For specific cases we can use an inline comment in our SQL code such as -- noqa: L044
. This would ignore a SELECT *
as a rules violation.
Even inline, instructions can be more sophisticated than simply ignoring a single rule or single violation of a rule. The SQLFluff documentation covers this quite well.
Where we want to configure SQLFluff's behaviour as a set of general rules then we can use a .sqlfluff
configuration file. Python programmers have the option to use pyproject.toml
instead.
Housekeeping for pre-commit
When new versions of your chosen hooks become available you will want to upgrade to those versions. For any repo the assocatied rev:
line tells us what version we are using. Fortunately pre-commit provides a command to update the versions.
pre-commit autoupdate
This command is also useful if you do not know what version is appropriate for the hooks you wish to use. If in doubt. Set rev: 0.0.1
and run pre-commit autoupdate
.
Periodically, I also run two clean up commands to get rid of old cached versions of the hooks.
pre-commit clean pre-commit gc
I use pre-commit in all my projects so have a script to run a pre-commit autoupdate
in ever repo in which it is installed.
Concluding thoughts
I have found that the pre-commit tool provides a good 1st line of defence for codes style and standard violations. It is good for having a shared set of rules across the team or beyond.
Many open-source repositories use it too which I take to be an endorsement.

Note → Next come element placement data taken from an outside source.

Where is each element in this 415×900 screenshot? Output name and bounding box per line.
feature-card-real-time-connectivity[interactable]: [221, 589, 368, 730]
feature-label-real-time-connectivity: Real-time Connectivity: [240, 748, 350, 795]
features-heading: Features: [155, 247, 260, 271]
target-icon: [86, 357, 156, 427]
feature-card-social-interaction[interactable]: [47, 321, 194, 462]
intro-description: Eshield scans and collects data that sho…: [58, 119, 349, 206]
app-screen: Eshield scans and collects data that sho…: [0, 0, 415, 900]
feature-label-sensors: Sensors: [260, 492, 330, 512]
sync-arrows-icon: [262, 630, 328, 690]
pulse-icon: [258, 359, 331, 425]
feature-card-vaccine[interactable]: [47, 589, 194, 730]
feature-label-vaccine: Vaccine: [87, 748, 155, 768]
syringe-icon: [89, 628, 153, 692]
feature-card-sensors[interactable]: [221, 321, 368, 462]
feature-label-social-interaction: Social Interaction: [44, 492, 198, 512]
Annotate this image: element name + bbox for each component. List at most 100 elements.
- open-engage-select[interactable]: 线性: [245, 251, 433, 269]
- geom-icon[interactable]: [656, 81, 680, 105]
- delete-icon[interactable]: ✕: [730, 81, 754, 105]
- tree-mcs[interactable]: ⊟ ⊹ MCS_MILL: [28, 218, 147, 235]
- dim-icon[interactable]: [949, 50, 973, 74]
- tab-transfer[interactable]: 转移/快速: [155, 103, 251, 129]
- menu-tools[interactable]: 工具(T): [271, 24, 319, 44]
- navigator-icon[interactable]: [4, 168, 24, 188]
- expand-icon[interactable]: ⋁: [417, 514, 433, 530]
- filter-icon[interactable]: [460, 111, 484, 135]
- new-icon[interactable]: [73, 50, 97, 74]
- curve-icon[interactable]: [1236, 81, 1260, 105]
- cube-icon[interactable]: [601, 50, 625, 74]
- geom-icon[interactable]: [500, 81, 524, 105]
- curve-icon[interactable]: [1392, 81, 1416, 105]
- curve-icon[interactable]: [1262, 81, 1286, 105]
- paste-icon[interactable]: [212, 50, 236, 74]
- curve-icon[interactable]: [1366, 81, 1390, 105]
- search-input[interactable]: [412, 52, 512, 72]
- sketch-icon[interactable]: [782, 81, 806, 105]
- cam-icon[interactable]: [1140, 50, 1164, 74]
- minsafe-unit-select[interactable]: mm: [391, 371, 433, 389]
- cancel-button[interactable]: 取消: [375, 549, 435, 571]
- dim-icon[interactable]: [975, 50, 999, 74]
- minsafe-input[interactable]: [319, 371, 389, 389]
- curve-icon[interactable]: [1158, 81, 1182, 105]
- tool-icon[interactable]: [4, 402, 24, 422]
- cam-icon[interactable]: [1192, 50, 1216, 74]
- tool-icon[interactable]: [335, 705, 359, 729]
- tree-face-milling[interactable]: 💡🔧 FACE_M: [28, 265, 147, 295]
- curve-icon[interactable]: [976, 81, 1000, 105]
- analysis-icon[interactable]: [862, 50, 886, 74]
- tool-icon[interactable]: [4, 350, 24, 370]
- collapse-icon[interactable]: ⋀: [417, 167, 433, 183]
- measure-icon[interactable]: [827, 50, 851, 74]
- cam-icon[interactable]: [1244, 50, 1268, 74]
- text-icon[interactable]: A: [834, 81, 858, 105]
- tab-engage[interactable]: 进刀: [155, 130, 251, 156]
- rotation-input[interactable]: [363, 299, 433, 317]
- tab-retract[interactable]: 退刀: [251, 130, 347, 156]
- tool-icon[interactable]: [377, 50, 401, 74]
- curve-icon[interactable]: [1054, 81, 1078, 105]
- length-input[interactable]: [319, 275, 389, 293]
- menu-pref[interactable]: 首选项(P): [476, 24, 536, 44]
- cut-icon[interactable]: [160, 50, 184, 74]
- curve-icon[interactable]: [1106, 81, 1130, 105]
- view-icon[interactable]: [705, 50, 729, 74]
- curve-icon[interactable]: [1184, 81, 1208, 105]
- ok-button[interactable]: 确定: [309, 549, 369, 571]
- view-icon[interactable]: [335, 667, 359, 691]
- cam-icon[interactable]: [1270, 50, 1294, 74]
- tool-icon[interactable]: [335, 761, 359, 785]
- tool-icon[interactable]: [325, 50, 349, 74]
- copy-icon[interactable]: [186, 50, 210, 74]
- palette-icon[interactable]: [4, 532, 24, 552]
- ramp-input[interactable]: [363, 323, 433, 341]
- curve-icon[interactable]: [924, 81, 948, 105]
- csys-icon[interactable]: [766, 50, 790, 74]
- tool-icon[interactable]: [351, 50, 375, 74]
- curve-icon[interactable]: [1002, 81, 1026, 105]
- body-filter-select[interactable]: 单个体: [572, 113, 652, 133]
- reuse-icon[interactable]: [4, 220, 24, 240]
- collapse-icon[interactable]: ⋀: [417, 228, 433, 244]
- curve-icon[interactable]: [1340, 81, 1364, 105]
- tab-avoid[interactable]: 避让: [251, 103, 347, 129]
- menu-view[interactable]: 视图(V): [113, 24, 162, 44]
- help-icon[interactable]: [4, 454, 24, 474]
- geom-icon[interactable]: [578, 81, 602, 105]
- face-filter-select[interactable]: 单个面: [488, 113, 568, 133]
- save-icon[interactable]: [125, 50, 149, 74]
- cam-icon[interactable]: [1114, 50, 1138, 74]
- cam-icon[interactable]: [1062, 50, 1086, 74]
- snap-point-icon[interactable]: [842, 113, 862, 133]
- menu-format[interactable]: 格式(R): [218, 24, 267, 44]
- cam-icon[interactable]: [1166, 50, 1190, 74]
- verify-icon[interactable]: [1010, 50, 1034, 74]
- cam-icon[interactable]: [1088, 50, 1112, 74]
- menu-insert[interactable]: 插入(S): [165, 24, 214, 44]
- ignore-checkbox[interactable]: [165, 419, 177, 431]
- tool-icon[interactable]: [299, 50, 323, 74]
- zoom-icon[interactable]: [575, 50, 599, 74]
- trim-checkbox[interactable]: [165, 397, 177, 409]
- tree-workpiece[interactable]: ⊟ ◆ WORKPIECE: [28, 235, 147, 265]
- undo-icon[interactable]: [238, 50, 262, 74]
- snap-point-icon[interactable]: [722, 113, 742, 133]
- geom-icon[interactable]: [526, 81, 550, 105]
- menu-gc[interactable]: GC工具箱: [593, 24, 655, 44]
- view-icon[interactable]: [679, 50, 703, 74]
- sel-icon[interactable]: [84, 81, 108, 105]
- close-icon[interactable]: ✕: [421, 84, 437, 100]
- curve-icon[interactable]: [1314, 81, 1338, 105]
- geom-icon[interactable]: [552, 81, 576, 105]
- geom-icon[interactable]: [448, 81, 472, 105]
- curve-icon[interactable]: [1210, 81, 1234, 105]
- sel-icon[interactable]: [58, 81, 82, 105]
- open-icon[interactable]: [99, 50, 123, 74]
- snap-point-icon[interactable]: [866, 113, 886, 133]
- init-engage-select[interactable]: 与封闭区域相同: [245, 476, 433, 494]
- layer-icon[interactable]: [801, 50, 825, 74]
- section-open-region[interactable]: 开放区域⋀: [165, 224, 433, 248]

Many of the hooks are written in Python or Ruby with the source-code being available both for modification and also as an educational resource. As an open-source project, if a hook doesn't quite have the facilities you require there is nothing to stop you applying your skills to add those facilities. If you are successful then you should consider contributing your modification back to the main code base.